My children were born in Burlington, Vermont where there is a well-established and organized local food movement. My husband and I loved visiting the year round farmers’ markets with the kids each Saturday. We’d meet the farmers and vendors of our favorite products. Over time we established relationships with local artisans and growers and felt more connected to the food on our table.
Kids who are raised in the urban set up these days are missing out the fun in running through the farms and nurturing greens. Watching a tiny seed grow to a plant and then yield fruits can teach kids a sense of responsibility. It can also teach them patience and the power of nurturing something with love. When children are taught about the whole process of growing the food they would be able to understand the number of efforts that go into harvesting every grain. One of the major problems that parents complain when it comes to the eating habits of their kids is that kids are either fussy or they often try to escape from healthy food. When children are exposed to gardening and the art of growing food right from a very young age, it can have plenty of benefits. To begin with, kids get to know the value of food on understanding the difficulty in growing and harvesting food crops and the source of where they all come from. When they gain this awareness they would not feel like wasting food.
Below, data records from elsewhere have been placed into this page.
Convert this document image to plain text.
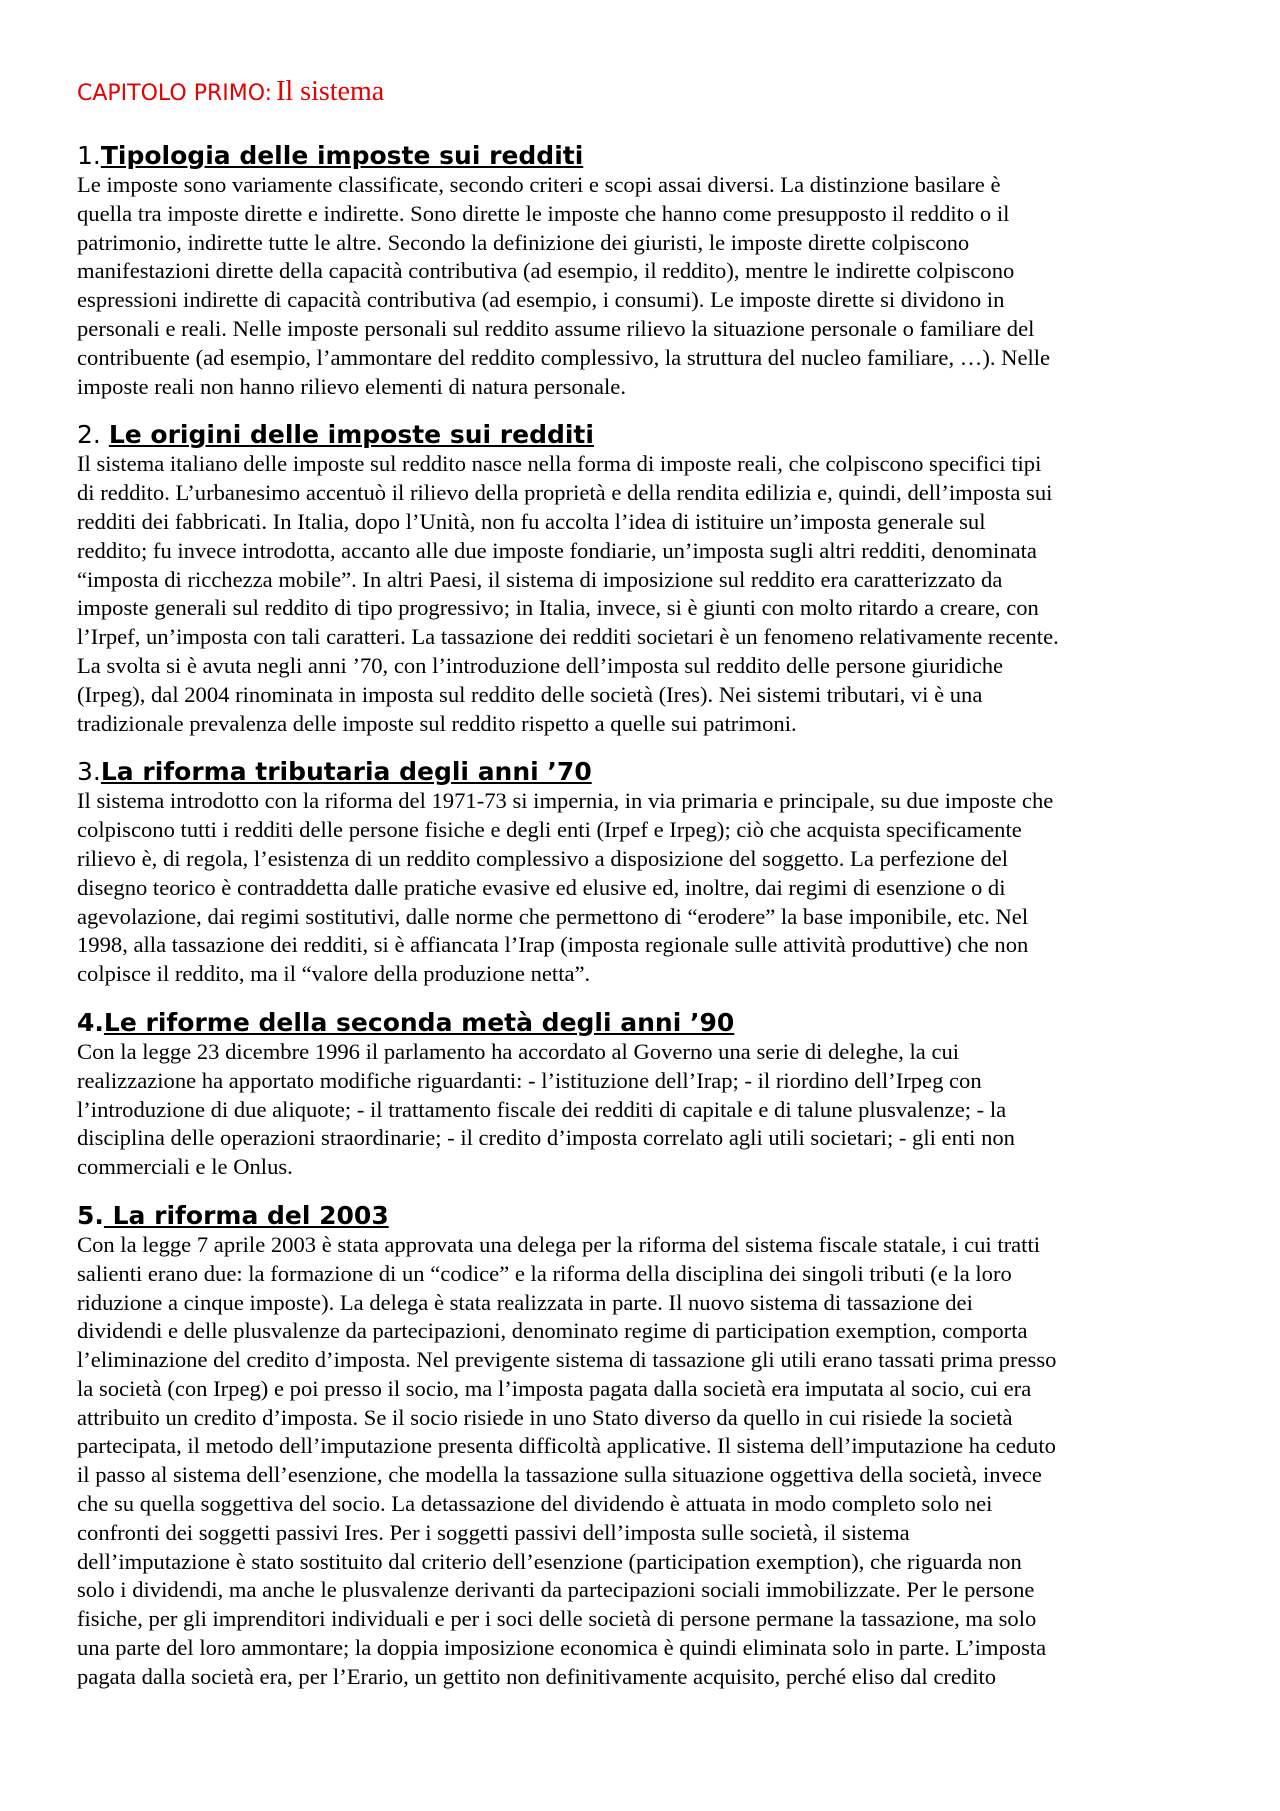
CAPITOLO PRIMO: Il sistema
1.Tipologia delle imposte sui redditi

Le imposte sono variamente classificate, secondo criteri e scopi assai diversi. La distinzione basilare è
quella tra imposte dirette e indirette. Sono dirette le imposte che hanno come presupposto il reddito o il
patrimonio, indirette tutte le altre. Secondo la definizione dei giuristi, le imposte dirette colpiscono
manifestazioni dirette della capacità contributiva (ad esempio, il reddito), mentre le indirette colpiscono
espressioni indirette di capacità contributiva (ad esempio, i consumi). Le imposte dirette si dividono in
personali e reali. Nelle imposte personali sul reddito assume rilievo la situazione personale o familiare del
contribuente (ad esempio, l’ammontare del reddito complessivo, la struttura del nucleo familiare, …). Nelle
imposte reali non hanno rilievo elementi di natura personale.

2. Le origini delle imposte sui redditi

Il sistema italiano delle imposte sul reddito nasce nella forma di imposte reali, che colpiscono specifici tipi
di reddito. L’urbanesimo accentuò il rilievo della proprietà e della rendita edilizia e, quindi, dell’imposta sui
redditi dei fabbricati. In Italia, dopo l’Unità, non fu accolta l’idea di istituire un’imposta generale sul
reddito; fu invece introdotta, accanto alle due imposte fondiarie, un’imposta sugli altri redditi, denominata
“imposta di ricchezza mobile”. In altri Paesi, il sistema di imposizione sul reddito era caratterizzato da
imposte generali sul reddito di tipo progressivo; in Italia, invece, si è giunti con molto ritardo a creare, con
l’Irpef, un’imposta con tali caratteri. La tassazione dei redditi societari è un fenomeno relativamente recente.
La svolta si è avuta negli anni ’70, con l’introduzione dell’imposta sul reddito delle persone giuridiche
(Irpeg), dal 2004 rinominata in imposta sul reddito delle società (Ires). Nei sistemi tributari, vi è una
tradizionale prevalenza delle imposte sul reddito rispetto a quelle sui patrimoni.

3.La riforma tributaria degli anni ’70

Il sistema introdotto con la riforma del 1971-73 si impernia, in via primaria e principale, su due imposte che
colpiscono tutti i redditi delle persone fisiche e degli enti (Irpef e Irpeg); ciò che acquista specificamente
rilievo è, di regola, l’esistenza di un reddito complessivo a disposizione del soggetto. La perfezione del
disegno teorico è contraddetta dalle pratiche evasive ed elusive ed, inoltre, dai regimi di esenzione o di
agevolazione, dai regimi sostitutivi, dalle norme che permettono di “erodere” la base imponibile, etc. Nel
1998, alla tassazione dei redditi, si è affiancata l’Irap (imposta regionale sulle attività produttive) che non
colpisce il reddito, ma il “valore della produzione netta”.

4.Le riforme della seconda metà degli anni ’90

Con la legge 23 dicembre 1996 il parlamento ha accordato al Governo una serie di deleghe, la cui
realizzazione ha apportato modifiche riguardanti: - l’istituzione dell’Irap; - il riordino dell’Irpeg con
l’introduzione di due aliquote; - il trattamento fiscale dei redditi di capitale e di talune plusvalenze; - la
disciplina delle operazioni straordinarie; - il credito d’imposta correlato agli utili societari; - gli enti non
commerciali e le Onlus.

5. La riforma del 2003

Con la legge 7 aprile 2003 è stata approvata una delega per la riforma del sistema fiscale statale, i cui tratti
salienti erano due: la formazione di un “codice” e la riforma della disciplina dei singoli tributi (e la loro
riduzione a cinque imposte). La delega è stata realizzata in parte. Il nuovo sistema di tassazione dei
dividendi e delle plusvalenze da partecipazioni, denominato regime di participation exemption, comporta
l’eliminazione del credito d’imposta. Nel previgente sistema di tassazione gli utili erano tassati prima presso
la società (con Irpeg) e poi presso il socio, ma l’imposta pagata dalla società era imputata al socio, cui era
attribuito un credito d’imposta. Se il socio risiede in uno Stato diverso da quello in cui risiede la società
partecipata, il metodo dell’imputazione presenta difficoltà applicative. Il sistema dell’imputazione ha ceduto
il passo al sistema dell’esenzione, che modella la tassazione sulla situazione oggettiva della società, invece
che su quella soggettiva del socio. La detassazione del dividendo è attuata in modo completo solo nei
confronti dei soggetti passivi Ires. Per i soggetti passivi dell’imposta sulle società, il sistema
dell’imputazione è stato sostituito dal criterio dell’esenzione (participation exemption), che riguarda non
solo i dividendi, ma anche le plusvalenze derivanti da partecipazioni sociali immobilizzate. Per le persone
fisiche, per gli imprenditori individuali e per i soci delle società di persone permane la tassazione, ma solo
una parte del loro ammontare; la doppia imposizione economica è quindi eliminata solo in parte. L’imposta
pagata dalla società era, per l’Erario, un gettito non definitivamente acquisito, perché eliso dal credito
So they would learn to enjoy every single meal as they know the amount of love that goes into the making of that meal and the harvesting of the produce used in the meal. Taking care of plants, whether they are ornamental or food crops, requires patience and a lot of time. Gardening is a calming activity that can teach children the power of caring for another life form. This goes a long way and when parents start early it is easier to get the kids interested in gardening.
Local and responsible eating are values we hope to instill in our children. We try to engage them in their meals in a variety of ways from exposing them to markets to teaching them about food production in age appropriate ways. Although we’ve moved a lot in the past two years we’ve had fun with indoor gardens. They’re a great way to teach kids about responsible local eating and a nice excuse to have fresh herbs on hand.